Oumph is retailed in Sweden, Norway, Finland, Denmark, and Iceland. “We’re currently active 50% in food service and 50% in retail and we’re here at IFE to find the right partner to expand in the UK. We believe that we have a unique product thanks to the long fibers which makes the texture and taste very similar to animal protein”, Skrgo said.

And he wasn’t lying – the small bites they were offering at the show truly did taste like meat.

What A Melon. Even though there were plenty of fun products and stands, it didn’t compare to the What A Melon stand. If it was an Instagram picture, this would be the caption: When you’re trying to run a business but also wanna have fun.

The entire stand was very simple and fun: one disco ball, bright colours, great music, employees on roller skates, and no messages whatsoever on any posters.

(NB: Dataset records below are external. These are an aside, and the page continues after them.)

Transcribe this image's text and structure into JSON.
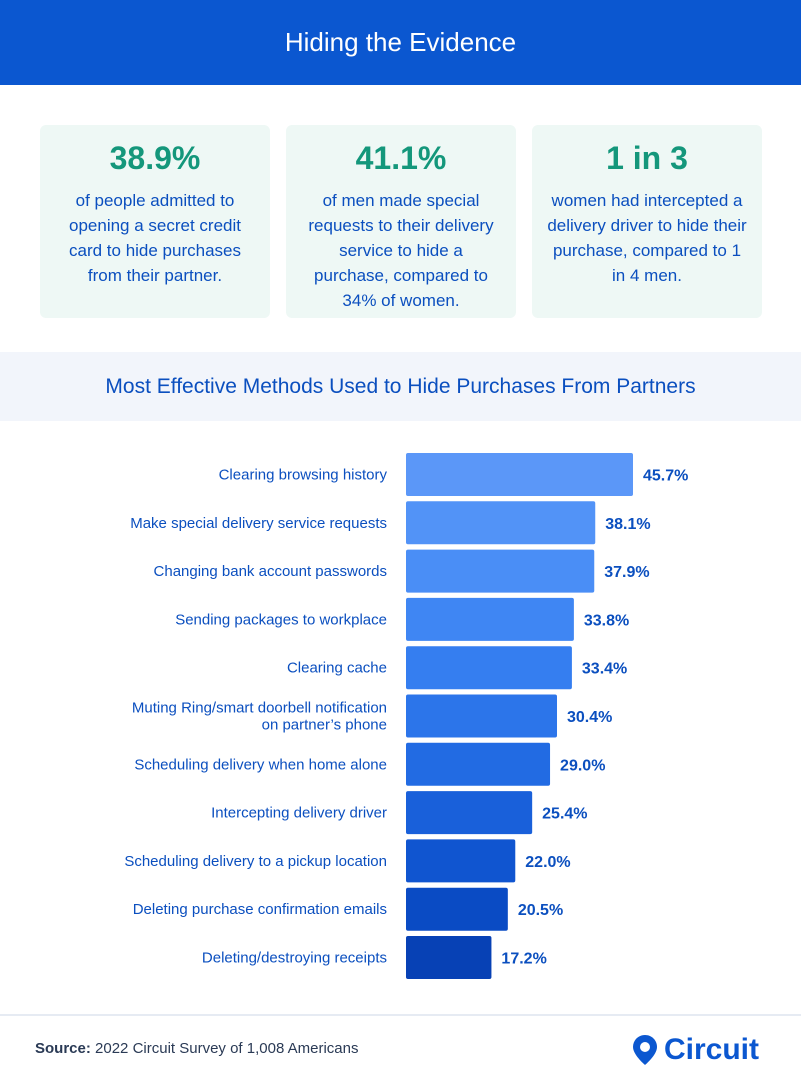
{
  "header": {
    "title": "Hiding the Evidence"
  },
  "stats": [
    {
      "value": "38.9%",
      "description": "of people admitted to opening a secret credit card to hide purchases from their partner."
    },
    {
      "value": "41.1%",
      "description": "of men made special requests to their delivery service to hide a purchase, compared to 34% of women."
    },
    {
      "value": "1 in 3",
      "description": "women had intercepted a delivery driver to hide their purchase, compared to 1 in 4 men."
    }
  ],
  "chart_data": {
    "type": "bar",
    "orientation": "horizontal",
    "title": "Most Effective Methods Used to Hide Purchases From Partners",
    "categories": [
      "Clearing browsing history",
      "Make special delivery service requests",
      "Changing bank account passwords",
      "Sending packages to workplace",
      "Clearing cache",
      "Muting Ring/smart doorbell notification on partner’s phone",
      "Scheduling delivery when home alone",
      "Intercepting delivery driver",
      "Scheduling delivery to a pickup location",
      "Deleting purchase confirmation emails",
      "Deleting/destroying receipts"
    ],
    "category_lines": [
      [
        "Clearing browsing history"
      ],
      [
        "Make special delivery service requests"
      ],
      [
        "Changing bank account passwords"
      ],
      [
        "Sending packages to workplace"
      ],
      [
        "Clearing cache"
      ],
      [
        "Muting Ring/smart doorbell notification",
        "on partner’s phone"
      ],
      [
        "Scheduling delivery when home alone"
      ],
      [
        "Intercepting delivery driver"
      ],
      [
        "Scheduling delivery to a pickup location"
      ],
      [
        "Deleting purchase confirmation emails"
      ],
      [
        "Deleting/destroying receipts"
      ]
    ],
    "values": [
      45.7,
      38.1,
      37.9,
      33.8,
      33.4,
      30.4,
      29.0,
      25.4,
      22.0,
      20.5,
      17.2
    ],
    "value_labels": [
      "45.7%",
      "38.1%",
      "37.9%",
      "33.8%",
      "33.4%",
      "30.4%",
      "29.0%",
      "25.4%",
      "22.0%",
      "20.5%",
      "17.2%"
    ],
    "bar_colors": [
      "#5b97f8",
      "#5293f7",
      "#4a8ef6",
      "#3f86f3",
      "#357ef0",
      "#2c75ea",
      "#226be3",
      "#1960da",
      "#1055d0",
      "#0a4bc4",
      "#0741b5"
    ],
    "xlim": [
      0,
      50
    ],
    "grid": false,
    "legend": "none"
  },
  "footer": {
    "source_label": "Source:",
    "source_text": " 2022 Circuit Survey of 1,008 Americans",
    "logo_text": "Circuit"
  },
  "colors": {
    "header_bg": "#0b57d0",
    "stat_value": "#14977b",
    "text_blue": "#0b4fbf",
    "card_bg": "#eef8f5"
  }
}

They were not attracting visitors with the now popular free-from claims, but with simplicity and an escape from their everyday activities. Visitors were asked to hula hoop and dance with them – everyone was taking pictures and What A Melon was not having trouble with getting attention and promotion.

“There are so many coconut waters around, but a lot of people have a problem with the taste. Watermelon is an alternative. It has all the electrolytes as coconut water which makes it a great hydrator. It also has lycopene which is great for the heart. Last March, we were the first to launch a tetra pack watermelon water in the world and we’re hoping to launch a 1L size bottle soon,” Will Rhys said.